Вот видишь,– начала Хелен довольно ласково, но с угрюмым удовлетворением, – это доказывает, что мы все похожи. У нас у всех есть такая склонность. Это у нас в крови.

«Это ужасное проклятие! – сказала Элиза.– Я надеялась, что хоть один из моих сыновей его избежит». «Наверное, – сказала она, разражаясь слезами, – господь нас карает». Грехи отцов…

О, ради всего святого! – сердито воскликнула Хелен,– Прекрати это! Он же не умрет. А уроком это ему послужит.

Гант пожевал узкую губу и облизал большой палец, как когда-то.

«Сразу можно было догадаться, – сказал он, – что виноватым во всем окажусь я. Да… сломай один из них ногу, было бы то же самое».

«Одно точно! – сказала Элиза. – Никто не унаследовал этого с моей стороны». Говорите, что хотите, но его дед майор Пентленд капли никому не позволял выпить в своем доме.

– Черт бы побрал майора Пентленда! – сказал Гант. – У него в доме все ходили голодными.

«Во всяком случае, жаждущими», – подумал Юджин.

– Забудь об этом! – сказала Хелен! – Сегодня рождество. Хоть раз в году проведем время тихо и мирно!

Когда они ушли, Юджин попробовал представить себе их в сладком покое, к которому они так часто взывали. Результат, подумал он, мог бы оказаться хуже, чем результат любой войны.

В темноте все вокруг и внутри него отвратительно поплыло. Но вскоре он провалился в пропасть тяжелого сна.

Все подчеркнуто простили его. Они с навязчивой тщательностью обходили его проступок, приятно исполненные рождественского милосердия. Бен хмурился на него совершенно естественным образом, Хелен усмехалась и тыкала его в ребра, Элиза и Люк растворялись в нежности, печали и молчании. От их всепрощения у него гудело и ушах.
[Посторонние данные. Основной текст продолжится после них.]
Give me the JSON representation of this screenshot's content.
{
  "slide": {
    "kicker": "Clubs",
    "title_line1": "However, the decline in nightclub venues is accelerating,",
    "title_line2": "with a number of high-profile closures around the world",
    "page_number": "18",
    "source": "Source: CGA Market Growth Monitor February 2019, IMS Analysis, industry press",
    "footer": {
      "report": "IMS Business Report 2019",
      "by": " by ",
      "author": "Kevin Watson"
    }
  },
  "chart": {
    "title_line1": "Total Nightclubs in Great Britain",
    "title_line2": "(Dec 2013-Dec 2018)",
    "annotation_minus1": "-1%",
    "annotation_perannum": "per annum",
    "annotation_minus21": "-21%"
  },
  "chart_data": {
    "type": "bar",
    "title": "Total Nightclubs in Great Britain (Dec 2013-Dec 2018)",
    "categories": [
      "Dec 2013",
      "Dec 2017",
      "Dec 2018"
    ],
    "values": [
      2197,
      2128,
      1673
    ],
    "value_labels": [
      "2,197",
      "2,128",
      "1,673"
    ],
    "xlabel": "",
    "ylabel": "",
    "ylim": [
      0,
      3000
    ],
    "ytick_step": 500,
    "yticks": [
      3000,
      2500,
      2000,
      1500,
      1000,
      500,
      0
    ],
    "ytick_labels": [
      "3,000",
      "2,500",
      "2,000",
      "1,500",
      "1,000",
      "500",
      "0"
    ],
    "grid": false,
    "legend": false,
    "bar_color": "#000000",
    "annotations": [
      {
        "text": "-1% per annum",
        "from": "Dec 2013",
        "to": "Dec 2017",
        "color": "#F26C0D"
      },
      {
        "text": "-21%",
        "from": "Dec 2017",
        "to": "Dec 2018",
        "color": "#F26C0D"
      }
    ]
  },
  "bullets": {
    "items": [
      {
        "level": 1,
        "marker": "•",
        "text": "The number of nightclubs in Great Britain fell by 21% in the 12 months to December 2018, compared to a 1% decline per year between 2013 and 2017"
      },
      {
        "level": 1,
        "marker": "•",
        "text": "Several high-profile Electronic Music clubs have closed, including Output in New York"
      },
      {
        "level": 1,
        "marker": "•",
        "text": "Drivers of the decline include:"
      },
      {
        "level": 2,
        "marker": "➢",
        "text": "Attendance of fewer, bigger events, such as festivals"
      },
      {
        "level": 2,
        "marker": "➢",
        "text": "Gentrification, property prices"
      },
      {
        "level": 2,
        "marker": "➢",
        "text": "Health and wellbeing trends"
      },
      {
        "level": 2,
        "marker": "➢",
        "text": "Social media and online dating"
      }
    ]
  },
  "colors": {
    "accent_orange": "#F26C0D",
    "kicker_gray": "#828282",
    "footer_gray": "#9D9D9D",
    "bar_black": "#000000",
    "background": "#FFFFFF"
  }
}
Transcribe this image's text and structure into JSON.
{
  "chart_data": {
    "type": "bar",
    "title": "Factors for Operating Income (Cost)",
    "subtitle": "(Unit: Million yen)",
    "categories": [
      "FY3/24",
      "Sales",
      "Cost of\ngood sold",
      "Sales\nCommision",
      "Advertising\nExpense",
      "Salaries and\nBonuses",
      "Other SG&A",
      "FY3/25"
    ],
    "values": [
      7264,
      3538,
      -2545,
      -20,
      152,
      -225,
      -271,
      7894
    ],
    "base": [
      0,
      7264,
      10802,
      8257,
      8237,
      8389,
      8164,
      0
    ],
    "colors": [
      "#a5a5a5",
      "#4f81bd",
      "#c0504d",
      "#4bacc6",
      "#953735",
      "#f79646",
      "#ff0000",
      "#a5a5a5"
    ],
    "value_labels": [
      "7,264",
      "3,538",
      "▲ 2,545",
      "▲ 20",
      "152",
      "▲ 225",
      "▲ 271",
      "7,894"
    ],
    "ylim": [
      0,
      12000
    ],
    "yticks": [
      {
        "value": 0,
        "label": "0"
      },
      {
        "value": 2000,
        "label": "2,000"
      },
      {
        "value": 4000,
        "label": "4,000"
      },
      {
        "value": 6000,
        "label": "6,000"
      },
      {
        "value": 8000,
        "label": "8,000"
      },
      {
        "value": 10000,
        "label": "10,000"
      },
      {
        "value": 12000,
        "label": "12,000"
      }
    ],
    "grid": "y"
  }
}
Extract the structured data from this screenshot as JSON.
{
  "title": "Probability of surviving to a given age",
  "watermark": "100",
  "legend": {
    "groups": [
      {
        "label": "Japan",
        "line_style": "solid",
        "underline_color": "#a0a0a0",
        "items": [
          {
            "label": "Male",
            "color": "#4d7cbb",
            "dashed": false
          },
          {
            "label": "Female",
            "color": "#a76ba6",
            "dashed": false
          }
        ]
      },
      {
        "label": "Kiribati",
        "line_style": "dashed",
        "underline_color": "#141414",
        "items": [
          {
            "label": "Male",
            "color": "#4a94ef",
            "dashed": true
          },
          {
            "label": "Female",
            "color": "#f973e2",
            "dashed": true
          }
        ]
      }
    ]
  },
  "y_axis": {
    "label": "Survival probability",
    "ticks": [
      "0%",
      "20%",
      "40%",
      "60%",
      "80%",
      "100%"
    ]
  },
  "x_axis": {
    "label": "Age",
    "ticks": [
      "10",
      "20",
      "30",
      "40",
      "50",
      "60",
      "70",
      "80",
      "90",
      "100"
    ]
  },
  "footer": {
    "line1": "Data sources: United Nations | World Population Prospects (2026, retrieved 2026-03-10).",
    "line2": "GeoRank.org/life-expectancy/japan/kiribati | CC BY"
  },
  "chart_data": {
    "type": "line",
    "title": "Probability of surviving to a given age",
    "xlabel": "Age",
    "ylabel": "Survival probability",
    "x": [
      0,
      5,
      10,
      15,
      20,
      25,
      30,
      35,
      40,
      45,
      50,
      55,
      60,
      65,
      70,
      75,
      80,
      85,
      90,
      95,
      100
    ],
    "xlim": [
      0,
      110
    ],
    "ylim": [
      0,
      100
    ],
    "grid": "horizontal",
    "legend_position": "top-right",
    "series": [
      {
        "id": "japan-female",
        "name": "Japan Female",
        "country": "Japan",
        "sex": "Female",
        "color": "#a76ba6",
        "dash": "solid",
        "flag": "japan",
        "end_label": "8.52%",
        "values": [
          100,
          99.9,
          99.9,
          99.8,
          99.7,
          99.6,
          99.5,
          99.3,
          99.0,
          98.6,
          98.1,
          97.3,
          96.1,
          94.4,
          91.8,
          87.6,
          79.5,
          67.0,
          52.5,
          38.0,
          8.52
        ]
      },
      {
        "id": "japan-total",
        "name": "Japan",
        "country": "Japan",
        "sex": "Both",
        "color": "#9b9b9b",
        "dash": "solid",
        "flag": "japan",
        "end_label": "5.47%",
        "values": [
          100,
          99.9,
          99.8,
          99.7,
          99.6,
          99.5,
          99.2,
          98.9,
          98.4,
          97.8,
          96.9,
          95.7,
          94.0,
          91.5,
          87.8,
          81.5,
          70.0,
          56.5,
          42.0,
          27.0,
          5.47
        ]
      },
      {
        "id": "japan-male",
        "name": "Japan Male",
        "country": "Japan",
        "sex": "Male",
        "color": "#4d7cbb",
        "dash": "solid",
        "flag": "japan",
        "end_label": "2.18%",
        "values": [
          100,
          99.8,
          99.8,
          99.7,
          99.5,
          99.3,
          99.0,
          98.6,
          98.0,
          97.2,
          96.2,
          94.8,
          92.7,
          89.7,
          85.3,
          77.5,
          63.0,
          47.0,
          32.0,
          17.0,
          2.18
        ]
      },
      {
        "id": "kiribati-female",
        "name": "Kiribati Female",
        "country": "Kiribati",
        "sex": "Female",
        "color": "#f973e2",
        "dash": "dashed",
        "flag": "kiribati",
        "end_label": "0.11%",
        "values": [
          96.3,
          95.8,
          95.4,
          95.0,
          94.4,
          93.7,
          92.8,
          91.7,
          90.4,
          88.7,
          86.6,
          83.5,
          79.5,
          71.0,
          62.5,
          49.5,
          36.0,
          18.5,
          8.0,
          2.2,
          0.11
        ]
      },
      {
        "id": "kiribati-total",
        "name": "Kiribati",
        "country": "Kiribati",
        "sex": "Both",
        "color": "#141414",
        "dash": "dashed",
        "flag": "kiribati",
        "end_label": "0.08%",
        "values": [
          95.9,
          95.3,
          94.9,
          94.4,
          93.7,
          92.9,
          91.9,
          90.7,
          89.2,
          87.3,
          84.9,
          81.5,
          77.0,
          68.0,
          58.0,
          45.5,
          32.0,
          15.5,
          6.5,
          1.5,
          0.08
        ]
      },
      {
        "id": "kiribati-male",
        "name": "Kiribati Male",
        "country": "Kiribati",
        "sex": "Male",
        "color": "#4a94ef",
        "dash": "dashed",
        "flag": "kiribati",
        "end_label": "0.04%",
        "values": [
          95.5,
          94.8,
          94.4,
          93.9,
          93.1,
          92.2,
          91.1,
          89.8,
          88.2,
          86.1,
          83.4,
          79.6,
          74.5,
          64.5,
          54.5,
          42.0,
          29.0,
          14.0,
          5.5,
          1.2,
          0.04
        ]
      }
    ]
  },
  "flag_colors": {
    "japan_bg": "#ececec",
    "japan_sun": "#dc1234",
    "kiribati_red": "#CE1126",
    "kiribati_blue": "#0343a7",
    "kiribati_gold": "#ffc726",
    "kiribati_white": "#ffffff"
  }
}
Утром отец пригласил его прогуляться. Гант был смущен и растерян: на него легла обязанность деликатного увещевания – на этом настояли Хелен и Элиза. Хотя в свое время Гант, как никто, умел метать громы и молнии, трудно было найти человека менее пригодного для того, чтобы рассыпать цветы прощения и благости. Его гнев бывал внезапным, его тирады рождались сами собой, но на этот раз в его колчане не было ни одной громовой стрелы и его задача не доставляла ему никакой радости. Он чувствовал себя виноватым, он испытывал такое же чувство, с каким судья мог бы приговорить к штрафу своего вчерашнего собутыльника. А кроме того: вдруг сын унаследовал его вакхические склонности?

Они молча прошли через площадь мимо фонтана в кольце льда. Гант несколько раз нервно откашлялся.

– Сын, – сказал он наконец. – Надеюсь, вчерашний вечер послужит тебе предостережением. Будет ужасно, если ты пристрастишься к виски. Я не собираюсь бранить тебя, я надеюсь, что это будет тебе уроком. Лучше умереть, чем стать пьяницей.

Ну вот! Слава богу, это позади.

– Конечно! – сказал Юджин. Он испытывал благодарность и облегчение. Как все они были добры к нему! Ему хотелось давать страстные клятвы и торжественные зароки. Он попытался что-то сказать. И не сумел. Сказать надо было слишком много.